Wednesday, August 8, 2018

The Feather Thief: Beauty, Obsession, and the Natural History Heist of the Century

I spotted this book in a book store and was intrigued so checked it out from my local public library. I really didn't know much about this book beyond the title until I started reading it. I knew it was a true crime story about a young man who stole dead birds from a museum collection. I didn't know why anyone would steal dead birds. Turns out there is a huge market for feathers for tying flies for fly fishing. There is, in fact, an entire subculture of people who use feathers to tie fancy flies. These flies will never be used as fishing lures because what the tiers use are expensive, often illegal, feathers from exotic, endangered, and even extinct birds.

A drawer of Scarlet Minivets 
The story starts with Edwin Rist breaking into a British natural history museum in the small town of Tring. Having scoped out the museum on an earlier visit, Rist methodically pulled out drawer after drawer of specimens, dumping them into a suitcase. He often cleared a drawer of the entire collection of a species, leaving only the drab females. He then fled into the night. It would be weeks before the museum even realized there had been a break-in.

Each stolen specimen held a biodata label tied around its leg, information meticulously collected by Alfred Russel Wallace, a contemporary of Charles Darwin who did fieldwork in the Amazon and the Malay Archipelago. He collected some of the rarest birds in the world, including the almost mythical Bird of Paradise, for scientific research. And Rist just stole more than $1 million worth of them just to provide feathers to supply the "feather underground, a world of fanatical fly-tiers and plume peddlers."

Bird of Paradise
Between the heist and the detective work, Johnson provides background to bring the reader to current events by exploring the "feather fever" that struck during the mid- to late 19th century. During that period birds were hunted for their feathers to decorate Victorian fashions in America and Europe. Of course, Victorian ladies did not want bland feathers from common birds. To show status, ladies craved feathers from Toucans, Quetzals, Hummingbirds, and Egrets. The demand devastated populations as, for example, hunters killed a thousand "Snowy Egrets to yield a kilo of feathers." Starting in 1896 a few outraged women and the Audubon Society lobbied against using birds and feathers in fashion, as many species had been hunted to extinction or near extinction.  Legislation in the early 1900s created refuges and, in 1918, the Migratory Bird Treaty Act outlawed the hunting of any migratory bird in North America. Jumping ahead to the 21st century, customs officials were no longer looking closely for feathers, as they were busy with big game trophies, like rhino horns and elephant tusks. This, and the Internet, created "a small community of obsessive mend addicted to rare and illegal feathers: practitioners of the Victorian art of salmon fly-tying." Johnson provides a surprisingly interesting overview of this practice before transitioning to the present.
Edwin Rist

Enter Edwin Rist. Raised in a small town and homeschooled, Edwin's parents were Ivy League graduates who had fled Manhattan's Upper West Side to better nurture their children and support their multitude of interests. At a young age, Edwin became obsessed with the flute and fly-tying and he mastered both talents. His obsession with music led him to England; his obsession with fly-tying led him to crime. Ultimately, in 2009, this 20-year-old young man broke into a branch of the British Museum of Natural History, stealing millions' of dollars worth of birds and irreparably damaging scientific research.
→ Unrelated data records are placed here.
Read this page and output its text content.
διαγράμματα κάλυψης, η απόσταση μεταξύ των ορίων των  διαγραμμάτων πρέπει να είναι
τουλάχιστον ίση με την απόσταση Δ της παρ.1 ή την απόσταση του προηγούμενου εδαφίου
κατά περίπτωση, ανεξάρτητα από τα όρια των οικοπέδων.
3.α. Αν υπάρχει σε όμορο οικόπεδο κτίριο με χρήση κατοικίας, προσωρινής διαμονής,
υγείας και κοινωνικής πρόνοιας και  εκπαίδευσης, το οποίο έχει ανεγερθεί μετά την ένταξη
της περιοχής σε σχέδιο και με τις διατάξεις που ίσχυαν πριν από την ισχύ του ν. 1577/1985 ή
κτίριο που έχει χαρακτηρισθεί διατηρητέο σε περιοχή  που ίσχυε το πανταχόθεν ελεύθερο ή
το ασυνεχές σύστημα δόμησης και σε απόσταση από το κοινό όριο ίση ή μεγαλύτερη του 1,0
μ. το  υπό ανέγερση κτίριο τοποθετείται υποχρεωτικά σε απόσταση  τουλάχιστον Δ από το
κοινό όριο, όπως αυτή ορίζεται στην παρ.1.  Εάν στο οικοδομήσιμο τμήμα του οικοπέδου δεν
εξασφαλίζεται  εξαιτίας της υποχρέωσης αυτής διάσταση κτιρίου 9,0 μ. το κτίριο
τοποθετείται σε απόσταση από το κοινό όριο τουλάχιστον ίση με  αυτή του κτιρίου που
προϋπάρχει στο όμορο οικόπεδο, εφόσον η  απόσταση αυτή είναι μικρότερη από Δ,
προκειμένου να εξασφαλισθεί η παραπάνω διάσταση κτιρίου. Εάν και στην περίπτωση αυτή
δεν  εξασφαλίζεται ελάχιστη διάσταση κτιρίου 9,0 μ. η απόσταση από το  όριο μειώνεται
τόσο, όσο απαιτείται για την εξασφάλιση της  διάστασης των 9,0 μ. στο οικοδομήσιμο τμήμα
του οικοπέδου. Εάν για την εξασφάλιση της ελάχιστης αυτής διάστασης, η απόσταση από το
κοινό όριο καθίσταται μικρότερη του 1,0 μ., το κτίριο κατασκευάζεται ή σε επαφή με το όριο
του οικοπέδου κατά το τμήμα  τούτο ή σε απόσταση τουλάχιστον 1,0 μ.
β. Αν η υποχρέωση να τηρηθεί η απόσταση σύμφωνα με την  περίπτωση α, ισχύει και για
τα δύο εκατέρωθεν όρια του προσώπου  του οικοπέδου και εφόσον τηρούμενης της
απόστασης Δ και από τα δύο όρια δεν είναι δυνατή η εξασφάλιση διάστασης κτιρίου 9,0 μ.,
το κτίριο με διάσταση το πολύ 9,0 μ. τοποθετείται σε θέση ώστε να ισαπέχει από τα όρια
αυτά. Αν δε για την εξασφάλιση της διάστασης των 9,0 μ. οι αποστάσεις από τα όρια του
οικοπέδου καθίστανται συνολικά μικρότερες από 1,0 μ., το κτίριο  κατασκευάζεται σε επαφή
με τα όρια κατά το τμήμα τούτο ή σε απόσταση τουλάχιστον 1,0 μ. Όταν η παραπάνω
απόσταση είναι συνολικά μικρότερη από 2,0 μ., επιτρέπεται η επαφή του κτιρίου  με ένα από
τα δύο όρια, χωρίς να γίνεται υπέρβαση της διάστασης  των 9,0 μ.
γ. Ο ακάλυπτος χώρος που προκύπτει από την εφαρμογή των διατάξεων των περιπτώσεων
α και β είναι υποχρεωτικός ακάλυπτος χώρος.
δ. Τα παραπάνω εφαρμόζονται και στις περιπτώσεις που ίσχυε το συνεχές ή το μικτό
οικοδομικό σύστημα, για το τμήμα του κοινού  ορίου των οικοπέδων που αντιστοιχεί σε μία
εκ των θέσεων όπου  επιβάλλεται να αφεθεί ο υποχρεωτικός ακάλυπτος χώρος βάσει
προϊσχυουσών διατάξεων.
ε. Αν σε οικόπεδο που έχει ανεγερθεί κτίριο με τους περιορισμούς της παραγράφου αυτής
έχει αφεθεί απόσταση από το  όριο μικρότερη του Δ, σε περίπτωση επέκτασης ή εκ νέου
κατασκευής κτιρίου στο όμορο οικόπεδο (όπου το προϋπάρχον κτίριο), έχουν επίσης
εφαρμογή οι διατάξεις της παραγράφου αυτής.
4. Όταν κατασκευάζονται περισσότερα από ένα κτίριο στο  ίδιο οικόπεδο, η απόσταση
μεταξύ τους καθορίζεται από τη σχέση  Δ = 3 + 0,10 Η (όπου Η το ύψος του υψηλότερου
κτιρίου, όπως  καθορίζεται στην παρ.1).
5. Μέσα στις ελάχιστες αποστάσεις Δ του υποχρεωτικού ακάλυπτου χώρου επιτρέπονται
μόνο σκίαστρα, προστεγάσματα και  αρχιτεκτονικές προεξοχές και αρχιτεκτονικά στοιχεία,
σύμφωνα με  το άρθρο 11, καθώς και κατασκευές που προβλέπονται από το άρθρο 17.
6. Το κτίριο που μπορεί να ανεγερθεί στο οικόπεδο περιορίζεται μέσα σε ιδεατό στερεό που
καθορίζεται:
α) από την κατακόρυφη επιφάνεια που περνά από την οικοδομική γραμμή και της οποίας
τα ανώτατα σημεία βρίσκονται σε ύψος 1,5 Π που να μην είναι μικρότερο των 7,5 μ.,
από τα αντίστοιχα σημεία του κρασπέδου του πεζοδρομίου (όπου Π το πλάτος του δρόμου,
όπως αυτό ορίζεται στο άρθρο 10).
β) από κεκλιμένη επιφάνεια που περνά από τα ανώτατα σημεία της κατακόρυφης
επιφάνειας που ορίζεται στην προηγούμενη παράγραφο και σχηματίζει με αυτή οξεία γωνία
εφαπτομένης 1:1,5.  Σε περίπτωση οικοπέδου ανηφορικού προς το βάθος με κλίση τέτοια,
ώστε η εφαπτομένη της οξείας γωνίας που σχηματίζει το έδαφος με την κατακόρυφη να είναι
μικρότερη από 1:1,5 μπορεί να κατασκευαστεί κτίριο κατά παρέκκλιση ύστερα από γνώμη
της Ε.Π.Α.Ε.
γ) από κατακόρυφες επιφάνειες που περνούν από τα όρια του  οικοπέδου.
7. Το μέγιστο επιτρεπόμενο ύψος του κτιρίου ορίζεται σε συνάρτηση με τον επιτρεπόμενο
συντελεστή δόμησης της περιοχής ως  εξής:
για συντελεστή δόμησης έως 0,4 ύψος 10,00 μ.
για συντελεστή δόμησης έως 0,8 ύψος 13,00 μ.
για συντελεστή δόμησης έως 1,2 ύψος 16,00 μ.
The book is filled with serendipitous experiences, including how Johnson came to write this book. And he didn't just write the book; he spent years tracking down details of the crime and playing detective as he pursued the stolen birds and feathers. The research and investigation itself are worthy of admiration and pulls the reader into the story in ways that a straight forward retelling could not. Without going into detail, it's hard to tell if justice was served in the end, but answers to many questions were certainly found. And although I have zero interest in fly-tying, the story was both compelling and intriguing and offered a different perspective on birding. The final section of the book contains many photographs and sketches. (I read an electronic copy and it was not immediately obvious that the book contained a ton of illustrations. so be sure to check the end.)
The Jock Scott fly

While I have no interest in fly-tying, I found it odd that the fly tiers talk so much about collecting and possessing feathers. It is illegal in the United States to possess feathers from most birds; this is something I frequently explain to friends who know about my bird rescue and rehabilitation activities and want to proudly show me a feather they found on the beach. According to the law, there is no exemption for molted feathers or those taken from road- or window-killed birds. It is legal, however, to have feathers from a few non-native birds like starlings, but those are not the feathers coveted by the tiers. Interestingly, while it is not legal to sell feathers from wild ducks and geese that have been hunted, it seems that the laws were written by a fly-tier who made an exemption for using those feathers for fly-tying so they can use them for fly fishing. To learn more about feather laws and to view their Feather Atlas, visit the U.S. Fish & Wildlife Service. The Atlas includes feather terms, scans of feathers, and identification aides, along with the laws on possessing feathers.

It was also disturbing to learn from Johnson that the biggest market for illegal feathers is eBay. In addition to selling feathers at fly-tying conventions, tiers sell through the Internet, with little or no policing done by eBay. My own recent search found feathers from many of the endangered or near-extinct birds mentioned in The Feather Thief for sale.

FTC Disclosure: I checked a copy of this book out from the public library. I receive no compensation for reviewing the book.